A yellow warning for lightning has been issued across southern parts of England for Saturday afternoon and evening, following soaring temperatures on Friday.
The UK recorded its hottest day of the year on Friday for the third day in a row with temperatures reaching 32.7C in Santon Downham in Suffolk.
Temperatures dropped on Saturday and the Met Office warned storms could rumble over the southwest and into southern England on Saturday afternoon until 7pm.
Forecasters are predicting heavy rainfall but fear the rapid pace of the lightning is "more likely to be a hazard," with the most frequent strikes expected in parts of Cornwall and Devon.
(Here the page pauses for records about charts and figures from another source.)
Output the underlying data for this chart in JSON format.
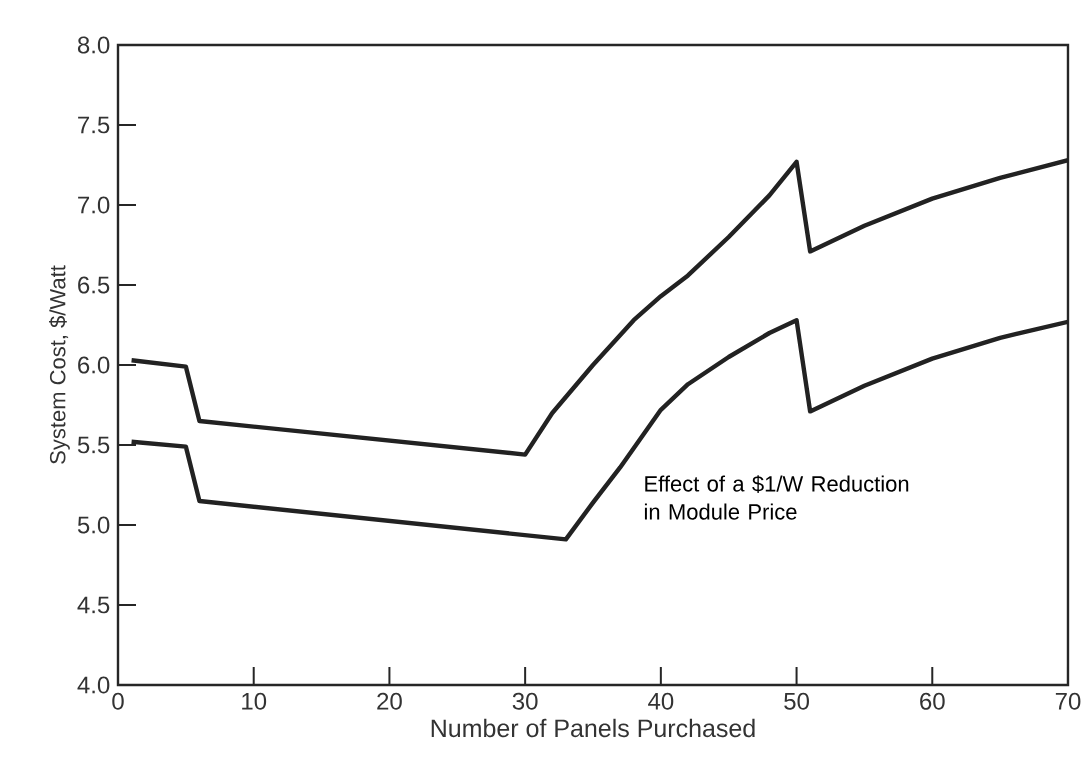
{
  "chart_data": {
    "type": "line",
    "xlabel": "Number of Panels Purchased",
    "ylabel": "System Cost, $/Watt",
    "annotations": [
      "Effect of a $1/W Reduction in Module Price"
    ],
    "series": [
      {
        "color": "#222222",
        "x": [
          1,
          5,
          6,
          30,
          32,
          35,
          38,
          40,
          42,
          45,
          48,
          50,
          51,
          55,
          60,
          65,
          70
        ],
        "values": [
          6.03,
          5.99,
          5.65,
          5.44,
          5.7,
          6.0,
          6.28,
          6.43,
          6.56,
          6.8,
          7.06,
          7.27,
          6.71,
          6.87,
          7.04,
          7.17,
          7.28
        ]
      },
      {
        "color": "#222222",
        "x": [
          1,
          5,
          6,
          33,
          35,
          37,
          40,
          42,
          45,
          48,
          50,
          51,
          55,
          60,
          65,
          70
        ],
        "values": [
          5.52,
          5.49,
          5.15,
          4.91,
          5.14,
          5.36,
          5.72,
          5.88,
          6.05,
          6.2,
          6.28,
          5.71,
          5.87,
          6.04,
          6.17,
          6.27
        ]
      }
    ],
    "xlim": [
      0,
      70
    ],
    "xticks": [
      0,
      10,
      20,
      30,
      40,
      50,
      60,
      70
    ],
    "ylim": [
      4.0,
      8.0
    ],
    "yticks": [
      {
        "value": 4.0,
        "label": "4.0"
      },
      {
        "value": 4.5,
        "label": "4.5"
      },
      {
        "value": 5.0,
        "label": "5.0"
      },
      {
        "value": 5.5,
        "label": "5.5"
      },
      {
        "value": 6.0,
        "label": "6.0"
      },
      {
        "value": 6.5,
        "label": "6.5"
      },
      {
        "value": 7.0,
        "label": "7.0"
      },
      {
        "value": 7.5,
        "label": "7.5"
      },
      {
        "value": 8.0,
        "label": "8.0"
      }
    ],
    "grid": false,
    "marker": "none",
    "line_style": "solid"
  }
}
Residents have been told to prepare for some short-term loss of power or other utility services and potential damage to buildings.
No weather warnings have so far been issued for Sunday.
As a result of an influx of cooler Atlantic air, the mercury was predicted to drop on Saturday across Scotland, Wales, Northern Ireland and the majority of England, potentially by as much as 15C in some parts.
On Sunday, rain showers are predicted for southern parts and the North while other regions are expected to have sunny spells.
A flood warning for a tidal area of the Thames in London was lifted on Saturday morning.
A flood alert for the Churchill Barriers in the Orkney Islands was also removed on Saturday, by the Scottish Environment Protection Agency.
By mid-afternoon on Saturday, Scotland had no flood alerts or warnings in place.